Among other environmental requirements, the Company is subject to
the federal Superfund law, and similar state laws, under which the
Company may be designated as a potentially responsible party and
may be liable for a share of the costs associated with cleaning up
various hazardous waste sites.
17
Part II - OTHER INFORMATION
- ---------------------------
ITEM 1. Legal Proceedings
-----------------

An administrative proceeding, involving a potential penalty in
excess of $100,000, was previously reported in the Company's 1996
first quarter report on Form 10-Q. The Company completed a
settlement on August 30, 1996 for a cash penalty of less than
$100,000, plus a supplemental environmental project to be agreed
upon, expected to cost approximately $150,000.
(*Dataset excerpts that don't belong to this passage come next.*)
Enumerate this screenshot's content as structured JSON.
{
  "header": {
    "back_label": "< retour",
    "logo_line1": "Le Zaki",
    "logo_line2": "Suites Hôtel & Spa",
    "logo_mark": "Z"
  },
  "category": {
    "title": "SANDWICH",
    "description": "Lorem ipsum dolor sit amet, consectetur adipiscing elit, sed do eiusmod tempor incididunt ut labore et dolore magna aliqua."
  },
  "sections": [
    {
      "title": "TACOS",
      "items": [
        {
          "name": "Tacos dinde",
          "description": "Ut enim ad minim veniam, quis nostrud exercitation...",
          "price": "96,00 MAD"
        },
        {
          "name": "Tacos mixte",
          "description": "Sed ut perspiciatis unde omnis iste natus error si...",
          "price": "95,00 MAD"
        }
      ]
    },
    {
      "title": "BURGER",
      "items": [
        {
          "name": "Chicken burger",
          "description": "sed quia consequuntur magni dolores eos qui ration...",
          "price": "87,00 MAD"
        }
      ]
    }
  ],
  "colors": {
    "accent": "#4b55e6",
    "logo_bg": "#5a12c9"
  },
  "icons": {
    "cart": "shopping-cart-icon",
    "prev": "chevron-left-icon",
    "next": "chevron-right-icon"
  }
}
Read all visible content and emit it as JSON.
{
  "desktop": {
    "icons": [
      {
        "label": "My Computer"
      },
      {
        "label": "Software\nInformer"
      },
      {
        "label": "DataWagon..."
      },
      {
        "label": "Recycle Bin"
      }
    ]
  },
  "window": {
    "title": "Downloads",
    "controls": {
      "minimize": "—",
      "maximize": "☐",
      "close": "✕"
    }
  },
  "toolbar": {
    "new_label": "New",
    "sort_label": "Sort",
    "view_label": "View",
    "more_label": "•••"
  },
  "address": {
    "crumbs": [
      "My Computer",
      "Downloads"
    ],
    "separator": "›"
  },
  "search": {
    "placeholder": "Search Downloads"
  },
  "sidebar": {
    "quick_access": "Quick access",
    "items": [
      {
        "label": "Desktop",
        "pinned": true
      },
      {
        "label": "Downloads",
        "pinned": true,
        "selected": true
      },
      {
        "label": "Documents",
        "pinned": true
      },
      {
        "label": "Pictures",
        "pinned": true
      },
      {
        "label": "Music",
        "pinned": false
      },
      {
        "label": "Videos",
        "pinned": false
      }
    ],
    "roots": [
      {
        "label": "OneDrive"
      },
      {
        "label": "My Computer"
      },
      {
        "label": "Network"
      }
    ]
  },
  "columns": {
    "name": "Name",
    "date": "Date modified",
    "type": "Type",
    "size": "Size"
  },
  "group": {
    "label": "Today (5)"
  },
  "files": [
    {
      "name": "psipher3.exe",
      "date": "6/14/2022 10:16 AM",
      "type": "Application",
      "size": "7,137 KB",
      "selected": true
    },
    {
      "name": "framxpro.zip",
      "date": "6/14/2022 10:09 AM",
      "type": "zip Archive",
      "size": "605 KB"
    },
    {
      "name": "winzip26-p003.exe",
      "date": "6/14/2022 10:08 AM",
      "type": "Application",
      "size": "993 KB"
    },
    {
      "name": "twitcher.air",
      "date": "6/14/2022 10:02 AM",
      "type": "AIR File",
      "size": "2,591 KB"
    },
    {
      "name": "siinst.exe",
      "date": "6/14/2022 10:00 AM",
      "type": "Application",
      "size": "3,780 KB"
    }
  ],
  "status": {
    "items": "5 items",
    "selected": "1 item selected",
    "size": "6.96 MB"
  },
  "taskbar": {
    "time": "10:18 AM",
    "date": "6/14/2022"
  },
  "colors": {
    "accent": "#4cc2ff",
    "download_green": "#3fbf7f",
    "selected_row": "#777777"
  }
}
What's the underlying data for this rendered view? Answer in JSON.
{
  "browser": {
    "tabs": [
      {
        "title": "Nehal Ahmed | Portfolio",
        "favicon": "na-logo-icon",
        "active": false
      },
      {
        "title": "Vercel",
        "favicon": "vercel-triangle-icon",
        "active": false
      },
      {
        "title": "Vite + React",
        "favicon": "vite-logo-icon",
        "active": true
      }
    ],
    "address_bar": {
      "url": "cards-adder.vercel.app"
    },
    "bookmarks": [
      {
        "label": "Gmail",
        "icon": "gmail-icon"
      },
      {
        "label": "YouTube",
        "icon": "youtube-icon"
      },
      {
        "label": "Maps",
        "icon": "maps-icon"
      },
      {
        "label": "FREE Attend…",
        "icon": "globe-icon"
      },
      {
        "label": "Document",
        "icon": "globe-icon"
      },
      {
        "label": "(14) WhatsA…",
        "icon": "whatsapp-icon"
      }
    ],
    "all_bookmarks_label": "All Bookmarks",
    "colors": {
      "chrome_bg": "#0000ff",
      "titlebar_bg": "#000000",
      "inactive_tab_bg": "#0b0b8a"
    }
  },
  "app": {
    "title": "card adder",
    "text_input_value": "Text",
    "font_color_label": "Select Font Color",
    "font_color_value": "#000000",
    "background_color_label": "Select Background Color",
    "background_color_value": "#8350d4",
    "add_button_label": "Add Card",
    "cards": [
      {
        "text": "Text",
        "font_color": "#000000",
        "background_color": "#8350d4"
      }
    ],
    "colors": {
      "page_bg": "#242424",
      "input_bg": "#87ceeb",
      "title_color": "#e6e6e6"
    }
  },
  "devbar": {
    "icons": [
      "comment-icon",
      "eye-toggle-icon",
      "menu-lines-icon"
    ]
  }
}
An administrative proceeding with the federal Occupational Safety
and Health Administration, involving a proposed penalty of
$119,000, was previously reported in the Company's 1996 second
quarter report on Form 10-Q. The Company has filed a notice of
contest and is contesting vigorously.

ITEM 6. Exhibits and Reports on Form 8-K
--------------------------------

(a) Exhibits - The following document is filed as an
exhibit to this Form 10-Q pursuant to Item 601 of
Regulation S-K:

10.1 Credit Agreement, dated as of September 24, 1996,
between the Company, NationsBank, N.A. as
administrative agent and Bank of America Illinois, The
Bank of New York and The Chase Manhattan Bank, as co-agents and
certain commercial banks, which supersedes
the Credit Agreement of February 16, 1994, previously
filed with the Securities and Exchange Commission in
its entirety.


27 Financial Data Schedule

(b) No reports on Form 8-K have been filed during the quarter
for which this report is filed.
18

SIGNATURES

Pursuant to the requirements of the Securities Exchange Act of

1934, the registrant has duly caused this report to be signed on its

behalf by the undersigned thereunto duly authorized.


ALBEMARLE CORPORATION
----------------------
(Registrant)



Date: November 5, 1996 By: s/Thomas G. Avant
------------------------------
Senior Vice President
(Principal Accounting Officer)




Date: November 5, 1996 By: s/Robert G. Kirchhoefer
----------------------------
Treasurer
19



EXHIBIT INDEX
-------------


EXHIBIT 10.1
- ------------

Credit Agreement, dated as of September 24, 1996, between the
Company, NationsBank, N.A. as administrative agent and Bank of
America Illinois, The Bank of New York and The Chase Manhattan
Bank, as co-agents and certain commercial banks, which supersedes
the Credit Agreement of February 16, 1994, previously filed with the
Securities and Exchange Commission in its entirety.